Do you also think I have to change, from stop() to close(, for all the other Ethernet-related libraries?

I'll definitely merge the PR soon.

ssilverman commented 2 years ago

I can’t speak about other libraries, but in my library, close() does the same thing as stop(), except that it doesn’t wait for the connection close to be acknowledged. As for what the right thing is, there isn’t really a correct answer, other than the answer to the question: what would you like the contract of your TcpClient::close() function to be?

Do callers expect an immediate return or do they expect that the connection has actually been shut down? If it takes some time, there could be a timeout delay until that timeout expires or the connection close is acknowledged. “Synchronous” versus “Asynchronous”, really.

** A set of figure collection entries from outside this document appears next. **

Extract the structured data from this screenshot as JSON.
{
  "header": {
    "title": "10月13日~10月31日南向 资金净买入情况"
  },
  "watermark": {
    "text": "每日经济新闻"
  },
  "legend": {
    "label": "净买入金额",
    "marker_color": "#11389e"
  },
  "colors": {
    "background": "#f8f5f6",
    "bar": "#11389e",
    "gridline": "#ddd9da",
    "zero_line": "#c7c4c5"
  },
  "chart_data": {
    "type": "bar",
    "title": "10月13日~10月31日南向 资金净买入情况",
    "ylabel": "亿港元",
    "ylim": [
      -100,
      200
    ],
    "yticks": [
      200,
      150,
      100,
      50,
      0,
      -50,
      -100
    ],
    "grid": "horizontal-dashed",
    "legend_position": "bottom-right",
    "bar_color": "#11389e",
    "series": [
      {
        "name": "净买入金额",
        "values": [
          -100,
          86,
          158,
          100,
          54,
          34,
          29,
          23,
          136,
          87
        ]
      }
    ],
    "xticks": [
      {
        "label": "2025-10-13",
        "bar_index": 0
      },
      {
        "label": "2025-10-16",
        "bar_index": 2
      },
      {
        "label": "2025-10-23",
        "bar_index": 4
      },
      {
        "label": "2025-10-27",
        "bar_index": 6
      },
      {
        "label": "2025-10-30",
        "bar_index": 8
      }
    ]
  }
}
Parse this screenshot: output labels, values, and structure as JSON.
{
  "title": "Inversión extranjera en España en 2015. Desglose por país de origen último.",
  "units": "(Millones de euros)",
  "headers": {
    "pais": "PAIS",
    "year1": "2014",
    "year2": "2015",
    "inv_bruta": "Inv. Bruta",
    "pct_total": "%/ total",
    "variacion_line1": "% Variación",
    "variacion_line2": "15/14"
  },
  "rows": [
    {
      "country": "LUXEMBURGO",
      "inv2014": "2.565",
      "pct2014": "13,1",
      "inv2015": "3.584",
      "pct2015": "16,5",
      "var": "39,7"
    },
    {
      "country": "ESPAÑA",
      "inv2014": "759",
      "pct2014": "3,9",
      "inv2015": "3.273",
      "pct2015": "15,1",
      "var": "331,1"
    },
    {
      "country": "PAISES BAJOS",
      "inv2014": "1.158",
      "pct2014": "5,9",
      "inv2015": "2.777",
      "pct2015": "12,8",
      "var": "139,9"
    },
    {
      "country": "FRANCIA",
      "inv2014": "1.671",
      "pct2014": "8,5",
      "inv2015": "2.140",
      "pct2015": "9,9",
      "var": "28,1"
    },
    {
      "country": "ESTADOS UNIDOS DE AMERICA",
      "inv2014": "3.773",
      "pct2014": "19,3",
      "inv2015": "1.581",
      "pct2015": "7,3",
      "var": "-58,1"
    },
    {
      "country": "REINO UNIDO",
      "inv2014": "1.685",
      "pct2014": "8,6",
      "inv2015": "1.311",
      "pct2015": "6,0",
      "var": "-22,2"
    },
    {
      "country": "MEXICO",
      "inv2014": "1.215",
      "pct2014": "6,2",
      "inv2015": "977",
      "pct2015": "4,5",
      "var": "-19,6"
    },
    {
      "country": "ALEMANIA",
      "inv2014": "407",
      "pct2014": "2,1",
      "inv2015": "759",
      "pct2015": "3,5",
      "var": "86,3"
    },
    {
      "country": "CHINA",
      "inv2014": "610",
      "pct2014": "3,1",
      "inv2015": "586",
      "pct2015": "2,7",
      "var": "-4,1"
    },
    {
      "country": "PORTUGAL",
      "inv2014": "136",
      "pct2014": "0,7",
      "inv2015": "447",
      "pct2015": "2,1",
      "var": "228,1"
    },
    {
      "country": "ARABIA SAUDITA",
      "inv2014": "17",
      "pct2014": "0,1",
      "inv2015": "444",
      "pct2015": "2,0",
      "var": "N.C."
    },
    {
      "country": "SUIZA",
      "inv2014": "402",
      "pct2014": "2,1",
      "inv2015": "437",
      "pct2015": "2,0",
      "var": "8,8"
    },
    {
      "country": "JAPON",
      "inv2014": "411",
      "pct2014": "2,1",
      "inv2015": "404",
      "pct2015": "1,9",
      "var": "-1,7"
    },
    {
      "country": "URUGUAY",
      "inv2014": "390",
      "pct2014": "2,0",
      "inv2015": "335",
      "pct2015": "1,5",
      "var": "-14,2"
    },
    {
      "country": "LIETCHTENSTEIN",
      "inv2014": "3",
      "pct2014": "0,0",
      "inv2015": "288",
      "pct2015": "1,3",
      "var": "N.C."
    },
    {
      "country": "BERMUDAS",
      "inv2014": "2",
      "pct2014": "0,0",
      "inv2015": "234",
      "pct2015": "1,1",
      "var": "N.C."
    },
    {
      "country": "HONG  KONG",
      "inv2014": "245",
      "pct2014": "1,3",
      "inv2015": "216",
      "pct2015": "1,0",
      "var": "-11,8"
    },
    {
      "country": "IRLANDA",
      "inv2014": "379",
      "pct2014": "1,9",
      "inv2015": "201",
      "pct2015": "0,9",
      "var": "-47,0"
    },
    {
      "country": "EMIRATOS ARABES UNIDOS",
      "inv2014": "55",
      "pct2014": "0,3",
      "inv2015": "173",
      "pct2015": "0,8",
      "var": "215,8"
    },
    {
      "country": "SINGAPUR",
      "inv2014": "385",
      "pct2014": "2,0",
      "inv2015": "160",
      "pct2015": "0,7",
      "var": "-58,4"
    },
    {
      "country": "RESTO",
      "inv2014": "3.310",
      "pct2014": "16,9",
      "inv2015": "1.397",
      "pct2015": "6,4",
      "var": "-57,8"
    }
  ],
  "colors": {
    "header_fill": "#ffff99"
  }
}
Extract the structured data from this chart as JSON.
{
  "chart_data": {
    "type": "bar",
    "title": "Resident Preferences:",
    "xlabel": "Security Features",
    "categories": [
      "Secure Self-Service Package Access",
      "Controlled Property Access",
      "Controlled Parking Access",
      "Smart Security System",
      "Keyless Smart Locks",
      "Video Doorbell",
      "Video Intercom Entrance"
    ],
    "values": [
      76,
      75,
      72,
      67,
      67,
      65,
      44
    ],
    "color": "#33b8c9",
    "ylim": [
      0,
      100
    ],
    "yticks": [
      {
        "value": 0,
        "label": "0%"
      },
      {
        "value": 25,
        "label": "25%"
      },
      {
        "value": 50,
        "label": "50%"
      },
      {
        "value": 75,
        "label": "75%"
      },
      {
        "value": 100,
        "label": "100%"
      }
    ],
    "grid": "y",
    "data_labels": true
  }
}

ssilverman commented 2 years ago

One more thing: stop() exists in the Arduino API but close() does not.

khoih-prog commented 2 years ago

I just read your code and the difference is here between stop() and close()

else 
{
  elapsedMillis timer;
  while (conn_->connected && timer < connTimeout_) {
    // NOTE: Depends on Ethernet loop being called from yield()
    yield();
  }
}

I'm a little bit reluctant now to make change as I don't know which one is better yet. I think it's better to wait for more tests and other users to share their thoughts and experience before making decision.

ssilverman commented 2 years ago

Agreed. This was just something I noticed that I thought you might like to consider, even if you don’t take the PR.